Selon Tito Rutaremara, cette réflexion est née à la suite d’une conférence qu’il a récemment animée devant des responsables religieux sur l’histoire des divisions qui ont conduit au génocide contre les Tutsi. Au cours des échanges, il a évoqué une question qui, dit-il, a suscité de nombreuses discussions sur les réseaux sociaux.
L’enfant, âgé de 12 ans, aurait interrogé sa mère en ces termes: “Tu me dis souvent que Dieu t’a sauvée des tueurs pendant le génocide. Pourquoi alors n’a-t-il pas sauvé mes grands-parents, mes oncles, mes tantes et mes cousins ?”
La mère lui aurait répondu: “Parce que Dieu l’a voulu ainsi.”
Pour Tito Rutaremara, cette réponse soulève une interrogation profonde. Il rappelle que les croyants attribuent généralement à Dieu un amour infini, une puissance infinie et une connaissance infinie. Ils considèrent également que Dieu est juste, impartial et qu’il n’abandonne personne.
Partant de ces principes, le président du REAF propose une lecture fondée sur la logique et la philosophie. Selon lui, Dieu a donné aux êtres humains la liberté de choisir entre le bien et le mal.
“Les tueurs ont choisi le mal en commettant le génocide contre les Tutsi. Les Inkotanyi, eux, ont choisi le bien en décidant de sauver les personnes qui étaient traquées et assassinées”, écrit-il.
Tito Rutaremara souligne toutefois que mettre fin au génocide n’a pas été une tâche aisée. Il rappelle que les combattants du FPR-Inkotanyi ont dû mener une lutte difficile durant cent jours pour arrêter les massacres et sauver les survivants.
À la lumière de son raisonnement, il conclut que les événements relèvent avant tout des choix humains. “Dans ma logique et dans la philosophie que j’ai étudiée, j’arrive à la conclusion que Dieu n’est pas intervenu dans ces actes. Ce qu’il a donné aux hommes, c’est la liberté de choisir entre le bien et le mal”, affirme-t-il.
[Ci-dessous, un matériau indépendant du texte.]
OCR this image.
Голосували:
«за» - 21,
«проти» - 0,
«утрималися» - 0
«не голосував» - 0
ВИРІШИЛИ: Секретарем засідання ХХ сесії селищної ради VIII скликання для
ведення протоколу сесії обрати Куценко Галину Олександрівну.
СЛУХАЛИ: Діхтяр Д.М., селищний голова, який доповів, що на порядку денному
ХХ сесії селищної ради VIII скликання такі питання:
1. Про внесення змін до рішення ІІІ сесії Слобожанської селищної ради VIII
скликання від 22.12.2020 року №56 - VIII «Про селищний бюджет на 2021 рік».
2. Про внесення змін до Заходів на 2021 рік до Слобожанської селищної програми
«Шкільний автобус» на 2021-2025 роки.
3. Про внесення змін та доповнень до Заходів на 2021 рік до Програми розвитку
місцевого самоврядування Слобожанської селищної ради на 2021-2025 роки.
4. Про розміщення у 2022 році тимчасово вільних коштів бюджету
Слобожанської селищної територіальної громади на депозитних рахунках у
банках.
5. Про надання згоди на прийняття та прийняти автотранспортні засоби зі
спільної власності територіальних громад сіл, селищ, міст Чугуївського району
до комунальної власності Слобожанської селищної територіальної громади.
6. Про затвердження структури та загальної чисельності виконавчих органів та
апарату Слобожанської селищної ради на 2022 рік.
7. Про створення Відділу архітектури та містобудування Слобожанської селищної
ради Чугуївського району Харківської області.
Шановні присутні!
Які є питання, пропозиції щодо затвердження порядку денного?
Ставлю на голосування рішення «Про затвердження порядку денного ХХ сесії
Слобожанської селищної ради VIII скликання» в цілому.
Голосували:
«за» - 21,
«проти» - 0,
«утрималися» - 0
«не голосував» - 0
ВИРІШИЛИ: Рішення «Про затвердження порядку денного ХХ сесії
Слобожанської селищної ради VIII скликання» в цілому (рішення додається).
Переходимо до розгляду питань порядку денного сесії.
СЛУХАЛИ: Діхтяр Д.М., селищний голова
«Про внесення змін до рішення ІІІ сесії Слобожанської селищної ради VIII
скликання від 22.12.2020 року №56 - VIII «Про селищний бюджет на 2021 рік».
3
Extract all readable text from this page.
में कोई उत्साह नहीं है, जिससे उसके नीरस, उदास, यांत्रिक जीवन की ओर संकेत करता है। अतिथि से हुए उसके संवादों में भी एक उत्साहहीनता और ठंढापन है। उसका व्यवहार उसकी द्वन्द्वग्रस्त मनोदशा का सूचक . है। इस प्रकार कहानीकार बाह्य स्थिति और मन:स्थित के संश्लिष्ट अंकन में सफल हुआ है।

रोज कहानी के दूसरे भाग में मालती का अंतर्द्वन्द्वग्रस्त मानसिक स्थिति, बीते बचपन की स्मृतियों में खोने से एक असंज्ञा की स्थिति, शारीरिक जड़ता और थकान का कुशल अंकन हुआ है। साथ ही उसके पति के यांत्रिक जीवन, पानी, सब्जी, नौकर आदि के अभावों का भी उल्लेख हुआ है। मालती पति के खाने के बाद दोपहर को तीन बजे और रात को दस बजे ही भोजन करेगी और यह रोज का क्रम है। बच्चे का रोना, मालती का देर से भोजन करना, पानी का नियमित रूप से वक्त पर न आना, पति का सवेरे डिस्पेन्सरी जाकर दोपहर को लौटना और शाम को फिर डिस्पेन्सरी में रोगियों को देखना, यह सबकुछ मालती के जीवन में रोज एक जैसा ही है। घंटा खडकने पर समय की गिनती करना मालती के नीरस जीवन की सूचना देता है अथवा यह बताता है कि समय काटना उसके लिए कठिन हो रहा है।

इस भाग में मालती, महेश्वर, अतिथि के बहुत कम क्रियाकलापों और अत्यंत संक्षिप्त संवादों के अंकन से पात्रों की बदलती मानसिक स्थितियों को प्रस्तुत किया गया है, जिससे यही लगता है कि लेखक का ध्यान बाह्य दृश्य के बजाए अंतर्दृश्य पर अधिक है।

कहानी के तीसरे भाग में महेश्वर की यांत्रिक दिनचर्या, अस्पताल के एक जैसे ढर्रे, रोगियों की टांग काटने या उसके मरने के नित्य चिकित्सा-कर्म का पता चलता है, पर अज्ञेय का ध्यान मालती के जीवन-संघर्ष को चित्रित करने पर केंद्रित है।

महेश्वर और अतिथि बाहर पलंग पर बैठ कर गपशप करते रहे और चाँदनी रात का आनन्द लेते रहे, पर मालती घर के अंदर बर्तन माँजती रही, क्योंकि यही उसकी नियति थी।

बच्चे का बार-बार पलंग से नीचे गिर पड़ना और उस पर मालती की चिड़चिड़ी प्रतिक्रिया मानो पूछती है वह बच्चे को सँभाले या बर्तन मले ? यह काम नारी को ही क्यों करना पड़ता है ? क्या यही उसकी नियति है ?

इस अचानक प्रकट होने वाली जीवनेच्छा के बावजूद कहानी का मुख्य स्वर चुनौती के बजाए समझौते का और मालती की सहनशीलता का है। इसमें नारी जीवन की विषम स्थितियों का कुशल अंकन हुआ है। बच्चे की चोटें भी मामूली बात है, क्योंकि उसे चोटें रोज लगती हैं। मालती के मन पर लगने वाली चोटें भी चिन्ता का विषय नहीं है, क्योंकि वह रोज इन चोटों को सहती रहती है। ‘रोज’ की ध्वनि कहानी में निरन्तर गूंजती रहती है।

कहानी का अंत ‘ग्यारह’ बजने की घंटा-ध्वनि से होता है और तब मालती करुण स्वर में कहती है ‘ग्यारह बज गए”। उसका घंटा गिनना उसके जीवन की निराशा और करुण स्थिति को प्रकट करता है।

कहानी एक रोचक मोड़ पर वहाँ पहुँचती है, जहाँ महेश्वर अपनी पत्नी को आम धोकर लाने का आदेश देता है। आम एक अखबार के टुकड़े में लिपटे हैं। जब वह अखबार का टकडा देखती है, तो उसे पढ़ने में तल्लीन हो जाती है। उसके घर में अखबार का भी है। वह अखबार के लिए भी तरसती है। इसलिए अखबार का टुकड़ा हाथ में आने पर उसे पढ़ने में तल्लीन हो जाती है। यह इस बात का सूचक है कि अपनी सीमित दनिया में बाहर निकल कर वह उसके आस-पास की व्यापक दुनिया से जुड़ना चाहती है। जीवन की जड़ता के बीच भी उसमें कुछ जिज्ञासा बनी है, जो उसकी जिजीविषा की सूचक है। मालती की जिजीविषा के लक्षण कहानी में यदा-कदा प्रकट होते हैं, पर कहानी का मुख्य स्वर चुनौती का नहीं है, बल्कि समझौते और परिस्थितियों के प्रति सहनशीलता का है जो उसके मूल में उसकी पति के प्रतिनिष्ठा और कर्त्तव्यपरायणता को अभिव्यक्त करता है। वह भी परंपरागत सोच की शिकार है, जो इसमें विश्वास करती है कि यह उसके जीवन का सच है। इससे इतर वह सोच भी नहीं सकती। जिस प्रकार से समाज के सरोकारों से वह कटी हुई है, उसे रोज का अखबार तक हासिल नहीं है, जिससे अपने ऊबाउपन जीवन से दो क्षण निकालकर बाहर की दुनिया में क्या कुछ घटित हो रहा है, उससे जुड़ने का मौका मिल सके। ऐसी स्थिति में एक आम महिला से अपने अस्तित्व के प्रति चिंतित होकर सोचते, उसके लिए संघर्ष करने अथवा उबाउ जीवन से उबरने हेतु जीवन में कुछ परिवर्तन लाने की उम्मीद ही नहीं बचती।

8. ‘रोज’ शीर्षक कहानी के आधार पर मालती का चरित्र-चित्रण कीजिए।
L’honorable Tito Rutaremara reconnaît néanmoins que cette analyse peut différer de l’approche théologique. Il lance ainsi un appel aux spécialistes des sciences religieuses afin qu’ils apportent leur éclairage sur cette question.
“Ceux qui ont étudié la théologie comprennent peut-être cela autrement que moi. Qu’ils nous expliquent comment Dieu intervient dans de tels événements et qu’ils nous aident à répondre à la question de cet enfant”, écrit-il.
Par cette interpellation, l’honorable Rutaremara ouvre un débat qui dépasse le cadre du Rwanda. Celui-ci touche à l’une des questions les plus anciennes de la philosophie et de la théologie: comment concilier l’existence du mal, la liberté humaine et la croyance en un Dieu tout-puissant face aux tragédies qui marquent l’histoire de l’humanité.